新卒で車の営業を経験した後、次は経営コンサルトに転身して、5年ほど働きました。この時、「自分はやっぱり実業をやりたい」と思い、知り合いが経営していたIT会社に転職をして、経営企画を2年ほど担当しました。その後、大学のゼミの先輩がやっている化粧品専門店に転職し、化粧品のリテーラーとして働きました。その会社にいる間に、「化粧品のリテーラーがブランド化するのは結構難しい」ということに気が付きました。単独でやるのではなく、どこかと一緒にやったらどうかと考え、アイスタイルと関係を持つようになり、アットコスメストアが生まれました。
■「生活者中心の市場の創造」のために真摯に向き合うアイスタイル
私が現在代表を務めているアイスタイルは、「生活者中心の市場の創造」というビジョンを掲げています。私はこの言葉が大好きです。
「生活者を大事にしよう」とか「お客様を第一に」という会社は数多いですが、本当に生活者を中心に、生活者の声で成り立っている会社はあまり多くありません。一方、アイスタイルは、口コミという生活者の声に真摯に向き合っている会社ですし、生活者の気持ちに寄り添っているのが最大の魅力だと思います。
もちろん、口コミの中にはステルスマーケティングのようなものが入り込んでしまうこともあります。そうした不正な口コミが入らないように、私たちは24時間365日システムと人の目で、チェックしています。
■口コミは店でいうテスターの代わりの存在
化粧品は実際に使ってみないと、肌に合うかわかりませんし、色味を見たい人も多いでしょう。それゆえ、化粧品はネットでは売れないというのが業界の通説でした。そのため、化粧品のECが本格的に始まったのは、意外と遅いのです。

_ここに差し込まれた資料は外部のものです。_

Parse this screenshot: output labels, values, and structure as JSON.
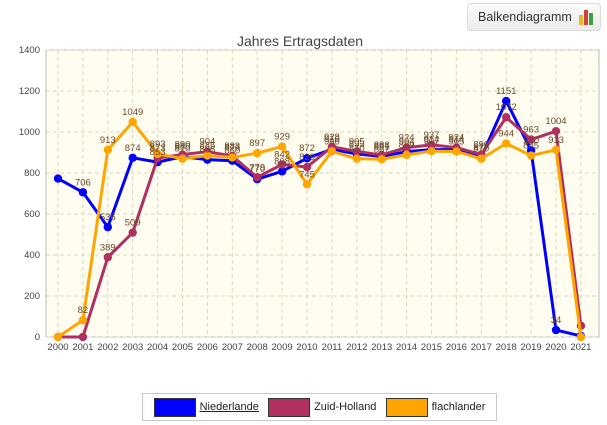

今でも化粧品のマーケットが2兆5000億以上ある中で、EC化率は直近で7〜8%ほどにしか達していません。コロナの影響もあってネットでものを買うということが増えたため、一気にEC化が進んだ部分もありますが、日本は圧倒的にリアルなマーケットの方が大きいです。
ネットの口コミは店でいうテスターの代わりだと思っています。人が使った感想を、自分が使った感想に置き換えられれば、ある程度、使用した時の想像がつく。その口コミが信ぴょう性のあるものであれば、より購入の後押しとして機能するのではないかと思います。
■大学生へのメッセージ
以前働いていた船井総合研究所の創業者が、伸びる人の3大条件として、素直、プラス発想、勉強好き、の3つを挙げていて、私自身もその通りだなと思っています。中でも特に「素直」という要素が大事だと思います。凝り固まった思いではなく、いろんな人の話を聞いて吸収することを学生のうちに経験してほしいです。
誰しも「早く成功したい」と思いがちですが、いつどうなるのかなんて良くも悪くもわかりません。若いからこそいろんな人がいろんなことを教えてくれるので、それを素直に吸収することが大事なのです。きっとその後に、成功はついてくるんだと思います。
私自身も、もともとは大きいビジョンを持っていたわけではありません。ただ目の前にあるやらなければならないことや、自分がやった方がいいものに対して結果を出し、期待してくれている人に喜んでもらおうと頑張ってきただけです。
ただ、結果を出すために、多くの人から様々な話を聞き、吸収してきました。若いうちにその訓練ができてよかったと思っています。
ときには挫折することもあると思います。でも、大切なのは失敗しないことではなく、次に失敗しないように頑張ろうと思えることです。その想いを忘れず、ぜひいろんなことにチャレンジしてください。